"I see drones and the Data Machine they serve…as the greatest threat to our national security, our safety, and our very way of life,” writes journalist Arkin (American Coup: How a Terrified Government Is Destroying the Constitution, 2013, etc.) in this idiosyncratic survey of the American military's use of drones, from the war in Bosnia to the present day.

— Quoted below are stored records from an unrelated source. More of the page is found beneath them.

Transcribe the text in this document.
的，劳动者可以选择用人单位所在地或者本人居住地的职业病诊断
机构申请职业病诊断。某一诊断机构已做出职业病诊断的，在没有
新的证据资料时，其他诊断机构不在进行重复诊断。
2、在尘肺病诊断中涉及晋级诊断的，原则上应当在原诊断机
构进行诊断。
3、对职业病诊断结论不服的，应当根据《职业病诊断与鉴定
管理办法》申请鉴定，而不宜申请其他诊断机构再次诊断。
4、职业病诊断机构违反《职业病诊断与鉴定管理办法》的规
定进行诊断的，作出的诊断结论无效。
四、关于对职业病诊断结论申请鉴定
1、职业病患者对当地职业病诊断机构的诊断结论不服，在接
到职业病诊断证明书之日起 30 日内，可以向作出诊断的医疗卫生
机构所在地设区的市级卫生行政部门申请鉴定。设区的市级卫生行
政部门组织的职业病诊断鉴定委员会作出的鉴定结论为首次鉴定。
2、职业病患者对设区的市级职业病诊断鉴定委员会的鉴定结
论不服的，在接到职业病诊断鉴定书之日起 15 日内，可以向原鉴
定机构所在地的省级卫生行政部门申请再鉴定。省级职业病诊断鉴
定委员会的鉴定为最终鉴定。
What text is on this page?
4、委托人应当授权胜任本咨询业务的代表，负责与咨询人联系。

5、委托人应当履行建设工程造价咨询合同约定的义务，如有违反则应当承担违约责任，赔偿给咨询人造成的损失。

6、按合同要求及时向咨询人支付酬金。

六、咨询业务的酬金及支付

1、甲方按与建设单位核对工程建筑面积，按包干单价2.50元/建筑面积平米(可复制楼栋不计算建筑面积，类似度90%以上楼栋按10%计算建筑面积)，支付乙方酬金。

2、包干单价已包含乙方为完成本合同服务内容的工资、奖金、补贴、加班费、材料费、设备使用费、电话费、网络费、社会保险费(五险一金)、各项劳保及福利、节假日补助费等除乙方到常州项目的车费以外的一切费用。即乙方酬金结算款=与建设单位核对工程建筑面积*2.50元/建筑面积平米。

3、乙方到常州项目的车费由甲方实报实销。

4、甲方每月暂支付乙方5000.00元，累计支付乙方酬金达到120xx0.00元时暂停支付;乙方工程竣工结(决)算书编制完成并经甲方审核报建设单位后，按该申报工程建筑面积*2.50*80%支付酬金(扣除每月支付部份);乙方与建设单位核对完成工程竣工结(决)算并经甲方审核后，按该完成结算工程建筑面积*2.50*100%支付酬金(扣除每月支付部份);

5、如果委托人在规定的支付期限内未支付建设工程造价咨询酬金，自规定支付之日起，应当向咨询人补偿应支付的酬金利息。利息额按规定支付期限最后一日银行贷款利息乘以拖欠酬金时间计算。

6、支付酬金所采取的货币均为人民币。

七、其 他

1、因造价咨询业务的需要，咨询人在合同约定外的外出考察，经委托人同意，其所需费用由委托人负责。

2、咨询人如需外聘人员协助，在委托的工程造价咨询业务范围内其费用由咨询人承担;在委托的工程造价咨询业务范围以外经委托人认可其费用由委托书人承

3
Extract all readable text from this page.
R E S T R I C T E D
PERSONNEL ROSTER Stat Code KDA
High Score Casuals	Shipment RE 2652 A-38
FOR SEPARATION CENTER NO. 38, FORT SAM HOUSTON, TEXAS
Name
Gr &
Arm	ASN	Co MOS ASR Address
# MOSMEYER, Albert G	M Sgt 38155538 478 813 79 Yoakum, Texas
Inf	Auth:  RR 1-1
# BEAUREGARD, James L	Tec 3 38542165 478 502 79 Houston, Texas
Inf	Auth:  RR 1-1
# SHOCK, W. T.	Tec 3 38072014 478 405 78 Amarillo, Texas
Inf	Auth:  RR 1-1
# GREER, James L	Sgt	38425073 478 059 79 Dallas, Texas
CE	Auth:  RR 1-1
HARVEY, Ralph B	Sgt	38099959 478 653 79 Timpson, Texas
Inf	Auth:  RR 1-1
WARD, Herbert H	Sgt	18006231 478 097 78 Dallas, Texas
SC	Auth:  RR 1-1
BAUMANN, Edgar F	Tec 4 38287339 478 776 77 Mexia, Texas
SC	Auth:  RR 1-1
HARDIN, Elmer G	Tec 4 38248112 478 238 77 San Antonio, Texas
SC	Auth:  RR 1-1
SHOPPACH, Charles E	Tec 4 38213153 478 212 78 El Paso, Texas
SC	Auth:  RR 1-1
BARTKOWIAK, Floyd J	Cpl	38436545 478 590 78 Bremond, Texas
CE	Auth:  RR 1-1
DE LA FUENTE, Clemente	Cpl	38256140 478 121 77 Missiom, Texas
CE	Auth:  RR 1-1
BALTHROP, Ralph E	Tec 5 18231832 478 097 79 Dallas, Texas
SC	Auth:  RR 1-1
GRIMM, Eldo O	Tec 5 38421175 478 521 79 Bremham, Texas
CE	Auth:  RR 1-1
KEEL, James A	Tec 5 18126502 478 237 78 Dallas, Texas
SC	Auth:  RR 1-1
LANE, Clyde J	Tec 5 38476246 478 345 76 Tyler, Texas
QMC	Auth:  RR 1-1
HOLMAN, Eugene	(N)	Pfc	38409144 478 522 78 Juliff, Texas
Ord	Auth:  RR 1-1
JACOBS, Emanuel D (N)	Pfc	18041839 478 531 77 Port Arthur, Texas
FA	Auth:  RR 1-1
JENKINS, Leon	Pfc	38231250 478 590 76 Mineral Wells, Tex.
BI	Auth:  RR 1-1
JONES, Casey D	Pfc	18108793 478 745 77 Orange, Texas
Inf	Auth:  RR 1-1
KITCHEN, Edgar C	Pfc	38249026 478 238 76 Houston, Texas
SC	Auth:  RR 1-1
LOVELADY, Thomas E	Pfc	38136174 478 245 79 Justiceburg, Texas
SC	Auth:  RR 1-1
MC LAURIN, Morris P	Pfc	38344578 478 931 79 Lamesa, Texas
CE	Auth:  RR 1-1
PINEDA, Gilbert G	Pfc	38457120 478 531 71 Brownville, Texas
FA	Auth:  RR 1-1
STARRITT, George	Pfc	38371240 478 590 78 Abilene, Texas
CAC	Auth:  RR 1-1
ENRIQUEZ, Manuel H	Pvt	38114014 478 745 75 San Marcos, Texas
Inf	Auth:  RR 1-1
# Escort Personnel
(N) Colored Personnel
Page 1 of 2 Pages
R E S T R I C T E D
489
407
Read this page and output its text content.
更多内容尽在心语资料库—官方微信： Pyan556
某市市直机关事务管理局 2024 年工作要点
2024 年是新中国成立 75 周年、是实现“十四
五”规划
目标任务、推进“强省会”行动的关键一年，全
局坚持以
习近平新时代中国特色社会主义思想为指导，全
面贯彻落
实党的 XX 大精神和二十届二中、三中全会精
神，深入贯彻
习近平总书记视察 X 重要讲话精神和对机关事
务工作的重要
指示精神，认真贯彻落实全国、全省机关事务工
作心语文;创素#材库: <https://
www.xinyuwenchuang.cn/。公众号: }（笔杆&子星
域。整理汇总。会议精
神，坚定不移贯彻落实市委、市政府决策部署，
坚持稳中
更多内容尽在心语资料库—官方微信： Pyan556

The author has access to extensive information about his topic and has mined it to the full, providing a wealth of information. However, this is as much a personal meditation as a careful study, a cri de coeur about what the "illusion of perfect warfare" is doing to our military and nation, all viewed through the unlikely lens of the 4,000-year-old Sumerian Epic of Gilgamesh. This new approach to warfare, in Arkin's view, means never sending a person into danger if a machine can do the job and reducing civilian casualties and collateral damage to near zero by precision targeting and execution. It requires ever increasing cascades of data and increasingly autonomous surveillance and killing machines through which "every place is reduced to geographic coordinates....nations, armies, and even people are reduced to links and networks.” This renders "the nature of the military…even the nature of our societies very different than they were in the past...[and ultimately] making us less human." The effectiveness of Arkin's argument is undercut by his unruly writing style. A uniformly jaunty tone sometimes lapses into Whitman-esque incantatory passages of obscure meaning; the author piles colorful technological terms into verbal heaps that dazzle or overwhelm rather than inform, and he obfuscates his message with invented words and liberal use of ill-defined personal metaphors.
This well-informed but quirky analysis of the development of drone warfare and its ongoing effect on the nation's military strategy is the latest lament for the disappearance of personal honor and valor from warfare that began in 1914.